You know what? I’m going to write a review of an indie rock show in my blog-that-is-ostensibly-about-sci-fi.
I went to see the Bon Savants at the Great Scott in Allston, Massachusetts (just a part of Boston with a different name, for those unfamiliar). Their singer, Thom Moran (described in their Wiki entry as a “part time rocket scientist” at MIT) is moving off to Cali, so this was their last show with Moran as a local, although the band promises to continue.
I was moved. And I was kicking myself for not having discovered this band sooner, as they’ve apparently been around since ’97. It’s rather boggling that they’re not signed. The sound is like the Arcade Fire if you got rid of all hints of whining and instead put the front man from the National into the mix.
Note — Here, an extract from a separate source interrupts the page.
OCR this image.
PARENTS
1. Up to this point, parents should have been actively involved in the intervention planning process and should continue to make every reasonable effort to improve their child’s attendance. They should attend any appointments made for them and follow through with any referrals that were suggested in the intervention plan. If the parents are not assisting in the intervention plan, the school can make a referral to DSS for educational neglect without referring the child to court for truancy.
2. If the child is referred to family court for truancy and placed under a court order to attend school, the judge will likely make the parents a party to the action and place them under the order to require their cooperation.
Moran’s vocals are like a Gitane smoldering over a glass of stout, guitarist Kevin Haley provides dead solid backing vocals (and leads, on one of the songs that I heard), and bassist Wessel is forceful. I knew I was going to at least credit the band for effort before they even started playing because of Moran’s methodical & elaborate pedal setup, and because keyboardist Tia Carioli had some kind of weird little toy keyboard on the stand above her Roland controller, plugged into what looked like a fader box.
The Arcade Fire/National comparison is apt, but just when I thought I had the band figured out, they went into the fourth to last song in the set with a riff that sounded like it belonged in a Mountain Goats song, and then Moran started doing a stage moan/croon/plaintive-not-really-scream voice that was somewhere in between Thom Yorke and the dude from Destroyer. Not long after, Carioli began methodically pleasuring a device that looked like a domed Kaoss Pad with a Maglite. (She had some pretty cute shoes going on, too, and I suppose if I’m going to mention that, I should also say that Moran is one of the few men out there who can pull off a mint green shirt and pink tie without looking like an asshole).
From there, they went into a densely layered ballad-y track that was emotional without wanting to make me laugh at the band and wave an imaginary cigarette lighter, and on into a very rock & roll wrap-up. It was fairly epic (especially for the Great Scott).
Despite being around since ’97, the band has only one record, Post Rock Defends the Nation
(2006), although their web site mentions a forthcoming album. And though I kind of hate Rock Band, it’s worth mentioning (for people who don’t) that the Savants are part of a Harmonix beta program to bring their music to the game (more on this in their Rock Band Dev blog).
Finally, props to whoever was working sound for this show. After seeing a succession of shows with crap sound at the Great Scott (although I admit, I mostly go there for the Pill), I’d begun to think the place just always had lousy sound. All in all, a good use of ten bucks.